Treating the LLM as a Semantic Text Renderer
How we use the Narrative Affordance & Agency System (NAAS) to treat AI like a GPU for prose.
In traditional RPGs, if a player tries to talk to a blacksmith while holding a smelly, toxic item, you have two choices: write a hardcoded if (player.hasItem(‘smelly_mushroom’)) dialogue branch, or let the NPC ignore it entirely.
Yesterday during a playtest, our blacksmith, Garth, abruptly stopped hammering, pinched his nose, and told the player to get out of his shop. We didn’t script a single line of that dialogue. But more importantly, the LLM didn’t decide to make Garth angry. The game engine did.
The “Brain” vs. The “Mouth”
In our architecture, the Narrative Affordance & Agency System (NAAS) is the brain. It evaluates the world state on a staggered tick. It knows exactly who the player is, what time it is, and whether the NPC likes them.
When the player clicks the “Interact” menu, our Dialogue Director v2 (DDv2) steps in. DDv2 gathers “Hints” from the ECS and compiles them into a rigid context payload.

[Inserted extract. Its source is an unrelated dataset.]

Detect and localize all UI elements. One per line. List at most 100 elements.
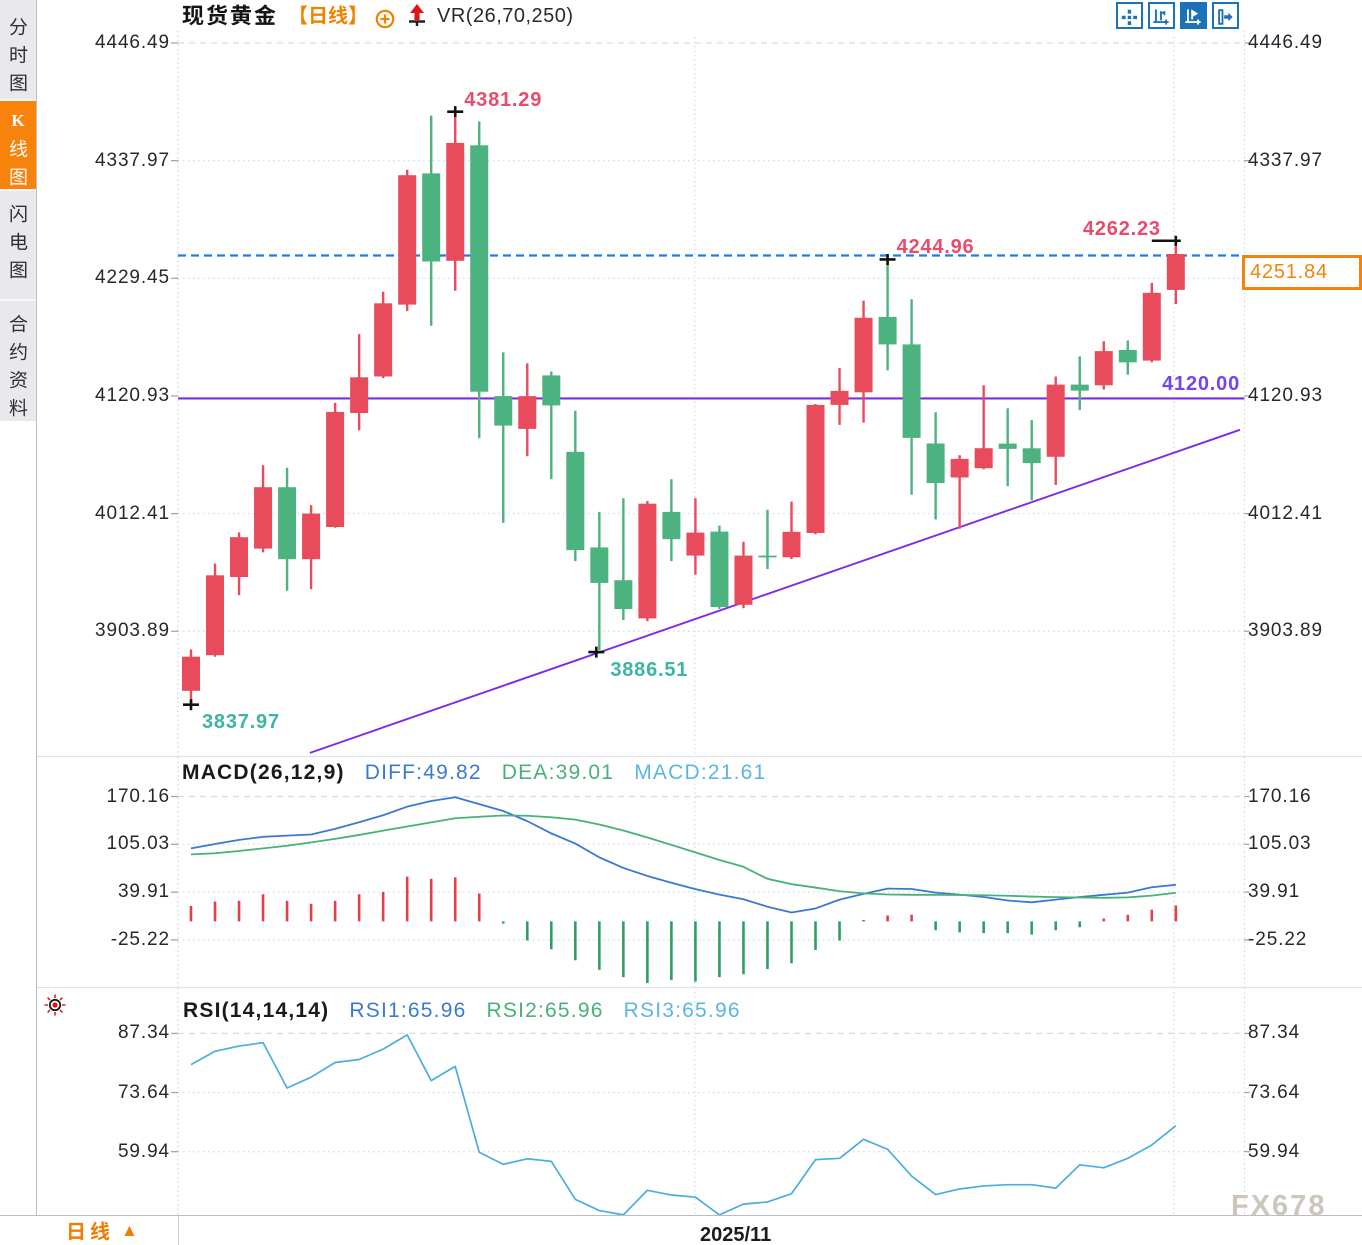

We treat the LLM exactly like a GPU. You don’t ask a GPU to calculate gravity; you calculate gravity in the physics engine and say, “Render this box here.” We calculate the social physics, pass it to the LLM, and say, “Render an angry greeting.”
The Data (Show, Don’t Tell)
Here is a sanitized look at the exact JSON payload our HintProviders inject into the LLM context when the player approaches Garth:
{
"actor_profile": {
"name": "Garth",
"occupation": "Blacksmith",
"personality": ["gruff", "proud", "easily_annoyed"]
},
"current_state": {
"activity": "working_anvil",
"interrupted_by": "Player"
},
"awareness_hints": [
"Player is currently holding: [Item: Smelly Glowing Mushroom]"
],
"relationship_context": {
"tension_level": 0.8,
"archetype": "annoyed_acquaintance"
}
}
The LLM is given strict instructions: Translate this mechanical state into a response. Because the LLM is constrained by the mathematical reality of the ECS, it doesn’t hallucinate a quest about a dragon. It simply renders the data:
“Are you out of your mind bringing that glowing rot in here? Put that away or get out before the stench ruins my steel!”
We get the infinite variance and natural phrasing of an LLM, but the rigid, unbreaking stability of a systemic simulation. The engine owns the logic; the AI just owns the prose.